Son premier trio est celui de JF Colson en compagnie de Rémy Garçon ; il tient les baguettes du Cherbourg Big Band et joue dans le trio du guitariste Franck Coméré. Après un premier boulot de disquaire, il s’isole au bord de la mer pour travailler l’instrument, puis rencontre le contrebassiste Jean-René Dalerci aux côtés duquel il apprend beaucoup. Il s’installe à Caen en 1995 et participe à la classe de jazz du conservatoire, dirigée par Richard Foy. Il joue avec les musiciens caennais, enregistre avec le groupe Pantincruel, tourne avec le trio du saxophoniste Fred Schmidely ainsi que celui de Patrick Martin avec Nicolas Talbot et a la chance, au grè de divers projets musicaux, de jouer avec Christophe Monniot, Laurent Cugny, François Verly, Ronnie

Patterson, Michel Godard et d’autres. Parallèlement, il est le batteur du groupe de rock électro NPO.

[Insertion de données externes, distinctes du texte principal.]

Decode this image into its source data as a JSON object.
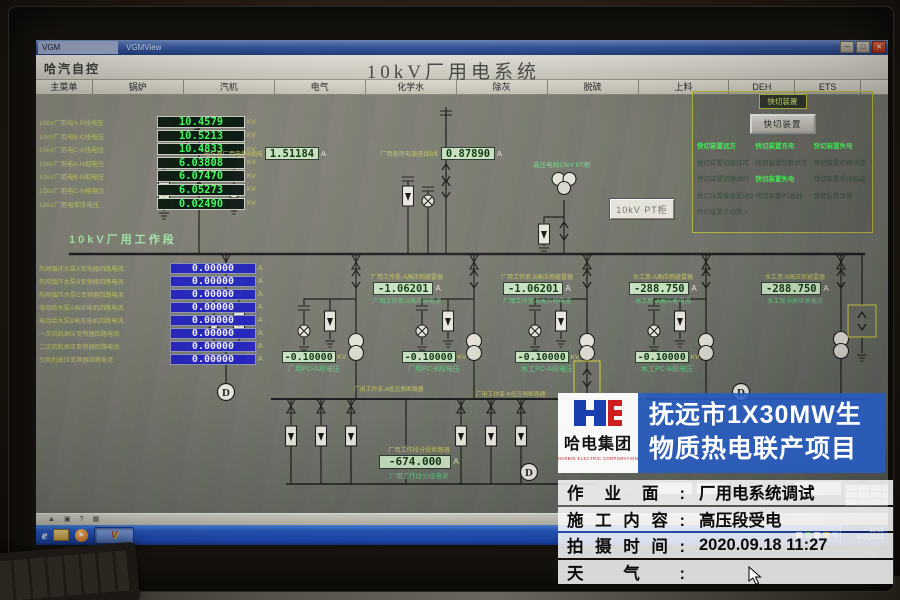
{
  "window": {
    "tab": "VGM",
    "app": "VGMView",
    "min": "─",
    "max": "□",
    "close": "✕"
  },
  "header": {
    "brand": "哈汽自控",
    "title": "10kV厂用电系统"
  },
  "menu": {
    "items": [
      "主菜单",
      "锅炉",
      "汽机",
      "电气",
      "化学水",
      "除灰",
      "脱硫",
      "上料",
      "DEH",
      "ETS"
    ]
  },
  "hv": {
    "rows": [
      {
        "label": "10kV厂用电A-B线电压",
        "value": "10.4579",
        "unit": "KV"
      },
      {
        "label": "10kV厂用电B-C线电压",
        "value": "10.5213",
        "unit": "KV"
      },
      {
        "label": "10kV厂用电C-A线电压",
        "value": "10.4833",
        "unit": "KV"
      },
      {
        "label": "10kV厂用电A-N相电压",
        "value": "6.03808",
        "unit": "KV"
      },
      {
        "label": "10kV厂用电B-N相电压",
        "value": "6.07470",
        "unit": "KV"
      },
      {
        "label": "10kV厂用电C-N相电压",
        "value": "6.05273",
        "unit": "KV"
      },
      {
        "label": "10kV厂用电零序电压",
        "value": "0.02490",
        "unit": "KV"
      }
    ]
  },
  "feeders": {
    "rows": [
      {
        "label": "热网循环水泵A变频器回路电流",
        "value": "0.00000",
        "unit": "A"
      },
      {
        "label": "热网循环水泵B变频器回路电流",
        "value": "0.00000",
        "unit": "A"
      },
      {
        "label": "热网循环水泵C变频器回路电流",
        "value": "0.00000",
        "unit": "A"
      },
      {
        "label": "电动给水泵A高压电机回路电流",
        "value": "0.00000",
        "unit": "A"
      },
      {
        "label": "电动给水泵B高压电机回路电流",
        "value": "0.00000",
        "unit": "A"
      },
      {
        "label": "一次风机高压变频器回路电流",
        "value": "0.00000",
        "unit": "A"
      },
      {
        "label": "二次风机高压变频器回路电流",
        "value": "0.00000",
        "unit": "A"
      },
      {
        "label": "引风机高压变频器回路电流",
        "value": "0.00000",
        "unit": "A"
      }
    ]
  },
  "diagram": {
    "work_bus_label": "10kV厂用工作段",
    "pt_area_label": "高压电网10kV PT柜",
    "pt_box_label": "10kV PT柜",
    "incomers": [
      {
        "label": "电抗器厂用电侧B相电流",
        "value": "1.51184",
        "unit": "A"
      },
      {
        "label": "厂用备用电源进线B相电流",
        "value": "0.87890",
        "unit": "A"
      }
    ],
    "transformers": [
      {
        "top": "厂用工作变-A高压侧避雷器",
        "value": "-1.06201",
        "unit": "A",
        "bottom": "厂用工作变-A高压侧电流"
      },
      {
        "top": "厂用工作变-B高压侧避雷器",
        "value": "-1.06201",
        "unit": "A",
        "bottom": "厂用工作变-B高压侧电流"
      },
      {
        "top": "水工变-A高压侧避雷器",
        "value": "-288.750",
        "unit": "A",
        "bottom": "水工变-A高压侧电流"
      },
      {
        "top": "水工变-B高压侧避雷器",
        "value": "-288.750",
        "unit": "A",
        "bottom": "水工变-B高压侧电流"
      }
    ],
    "pc_buses": [
      {
        "value": "-0.10000",
        "unit": "KV",
        "label": "厂用PC-A段电压"
      },
      {
        "value": "-0.10000",
        "unit": "KV",
        "label": "厂用PC-B段电压"
      },
      {
        "value": "-0.10000",
        "unit": "KV",
        "label": "水工PC-A段电压"
      },
      {
        "value": "-0.10000",
        "unit": "KV",
        "label": "水工PC-B段电压"
      }
    ],
    "lv_breaker_labels": [
      "厂用工作变-A低压侧断路器",
      "厂用工作变-B低压侧断路器",
      "水工变-A低压侧断路器"
    ],
    "tie": {
      "top": "厂用工作段分段断路器",
      "value": "-674.000",
      "unit": "A",
      "bottom": "厂用工作段分段电流"
    }
  },
  "fast_switch": {
    "title": "快切装置",
    "button": "快切装置",
    "col1": [
      {
        "text": "快切装置远方",
        "active": true
      },
      {
        "text": "快切装置切换许可",
        "active": false
      },
      {
        "text": "快切装置切换进行",
        "active": false
      },
      {
        "text": "快切装置备自投闭锁",
        "active": false
      },
      {
        "text": "快切装置手动投入",
        "active": false
      }
    ],
    "col2": [
      {
        "text": "快切装置充电",
        "active": true
      },
      {
        "text": "快切装置切换异常",
        "active": false
      },
      {
        "text": "快切装置失电",
        "active": true
      },
      {
        "text": "快切装置PT断线",
        "active": false
      }
    ],
    "col3": [
      {
        "text": "快切装置失电",
        "active": true
      },
      {
        "text": "快切装置切换闭锁",
        "active": false
      },
      {
        "text": "快切装置手动启动",
        "active": false
      },
      {
        "text": "快切装置异常",
        "active": false
      }
    ]
  },
  "taskbar": {
    "time": "11:22",
    "date": "2020/9/18"
  },
  "watermark": {
    "company": "哈电集团",
    "company_en": "HARBIN ELECTRIC CORPORATION",
    "project_line1": "抚远市1X30MW生",
    "project_line2": "物质热电联产项目",
    "info": [
      {
        "label": "作业面:",
        "value": "厂用电系统调试"
      },
      {
        "label": "施工内容:",
        "value": "高压段受电"
      },
      {
        "label": "拍摄时间:",
        "value": "2020.09.18 11:27"
      },
      {
        "label": "天气:",
        "value": ""
      }
    ]
  },
  "colors": {
    "display_green": "#42ff5e",
    "display_blue_bg": "#2523bd",
    "pale_green_bg": "#cde6c3",
    "panel_yellow": "#b8bc3a",
    "taskbar_blue": "#2a5cc8",
    "watermark_blue": "#255cc4"
  }
}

Il est aujourd’hui batteur au sein de la Compagnie Ne dites pas non, dans laquelle on peut l’entendre dans le quartet Issachar, le ciné concert Keaton / Tati, le ciné concert animé Le cri des insectes. Batteur du Bibendum big band et divers autres orchestres jazz, professeur de batterie de l’école de musique de Cabourg, il joue aussi dans le groupe de rock Haarlem Suffolk et le projet Live de l’artiste électro pop Fakear.